I am not hopeful that Measure 3 will get the approval of a majority of voters next week. After putting the constitutional amendment on the ballot the lawmakers who voted for it did very little to make an affirmative argument for it to voters. Meanwhile, the opponents of the measure have spent almost $100,000 (most of it coming from a $90,000 contribution from Valley City developer George Gaulker) opposing it.
Usually, with ballot meaures, if you want them to pass you have to give voters a reason to vote for them. Otherwise, their default position on measures is “no.”
But if there is a silver lining to Measure 3 being on the ballot it’s that it may have finally cracked through the shell of complacency many in the media have had when it comes to the very real, very dire problems in North Dakota’s university system.
For instance, today the Bismarck Tribune endorsed Measure 3, citing a (by no means comprehensive) list of the university system’s myriad problems:
It’s unfortunate the situation has reached the point where the board needs to be replaced. The members are highly successful professionals from around the state who offer their time.

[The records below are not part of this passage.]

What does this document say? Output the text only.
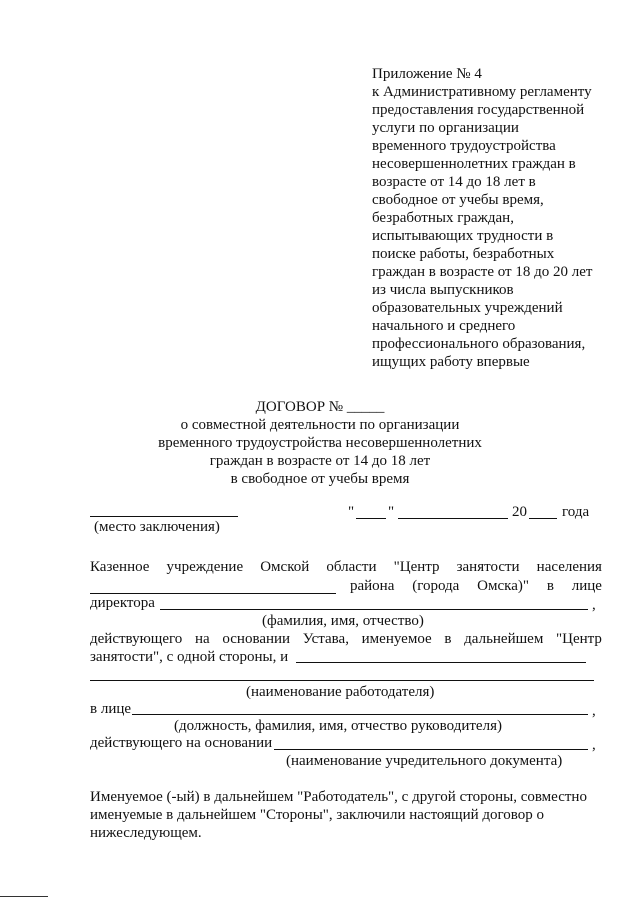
Приложение № 4
к Административному регламенту
предоставления государственной
услуги по организации
временного трудоустройства
несовершеннолетних граждан в
возрасте от 14 до 18 лет в
свободное от учебы время,
безработных граждан,
испытывающих трудности в
поиске работы, безработных
граждан в возрасте от 18 до 20 лет
из числа выпускников
образовательных учреждений
начального и среднего
профессионального образования,
ищущих работу впервые
ДОГОВОР № _____
о совместной деятельности по организации
временного трудоустройства несовершеннолетних
граждан в возрасте от 14 до 18 лет
в свободное от учебы время
(место заключения)
" "	20 года
Казенное учреждение Омской области "Центр занятости населения
района (города Омска)" в лице
директора	,
(фамилия, имя, отчество)
действующего на основании Устава, именуемое в дальнейшем "Центр
занятости", с одной стороны, и
(наименование работодателя)
в лице	,
(должность, фамилия, имя, отчество руководителя)
действующего на основании	,
(наименование учредительного документа)
Именуемое (-ый) в дальнейшем "Работодатель", с другой стороны, совместно
именуемые в дальнейшем "Стороны", заключили настоящий договор о
нижеследующем.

They should be able to create a well-oiled machine, but the machine keeps breaking down.
Managing the higher education system takes a lot of work and a lot of it falls on the chancellor. Some have argued the chancellor, running the day-to-to operations, lacks the power to succeed.
The university presidents, especially at North Dakota State University, haven’t been shy about using their clout. When push comes to shove, the chancellors over the years have lost.
When the board brought in Chancellor Hamid Shirvani, the board instructed him to make changes. He’s gone after a year and an expensive buyout. And there is plenty of blame to go around for Shirvani’s departure.
The Legislature also has been frustrated by the workings of the higher education system.
Along with violations of open records and meetings laws, the board has drawn criticism for purchases of a nursing college in Bismarck by NDSU and a research building by the University of North Dakota in Grand Forks.
Two sessions ago, NDSU ignored the Legislature’s guidelines on tuition and the board didn’t take action.
I’ve never felt that Measure 3 was a “silver bullet” that could fix what ails higher education. For that, we not just a better class of leaders but also a shift in parochial attitudes many have about the local university and a sea change away from the idea that a four-year degree is an automatic meal ticket to a better sort of life no matter its cost.
In fact, I supported a different sort of reform when this issue was being debated during the 2013 legislative session. I think the state would be better served if the university system were directly accountable to an official elected of the people.
But, at the every least, even if Measure 3 fails we’re at least having this debate. Some have begun to recognize that the universities stopped prioritizing the service of students long ago, instead choosing to serve their own expansionist agendas.
Maybe we can dispense with the idea of universities as little more than host bodies for sports programs, crony capitalism, and an ever-expanding legion of administrative bureaucrats.
I will say this: If Measure 3 does fail, it’s time to start holding Governor Dalrymple (and whoever follows him in office) respondible for the decisions made by his appointees. The buck for the wasteful spending, the corruption, and the poor academic outcomes has to stop somewhere.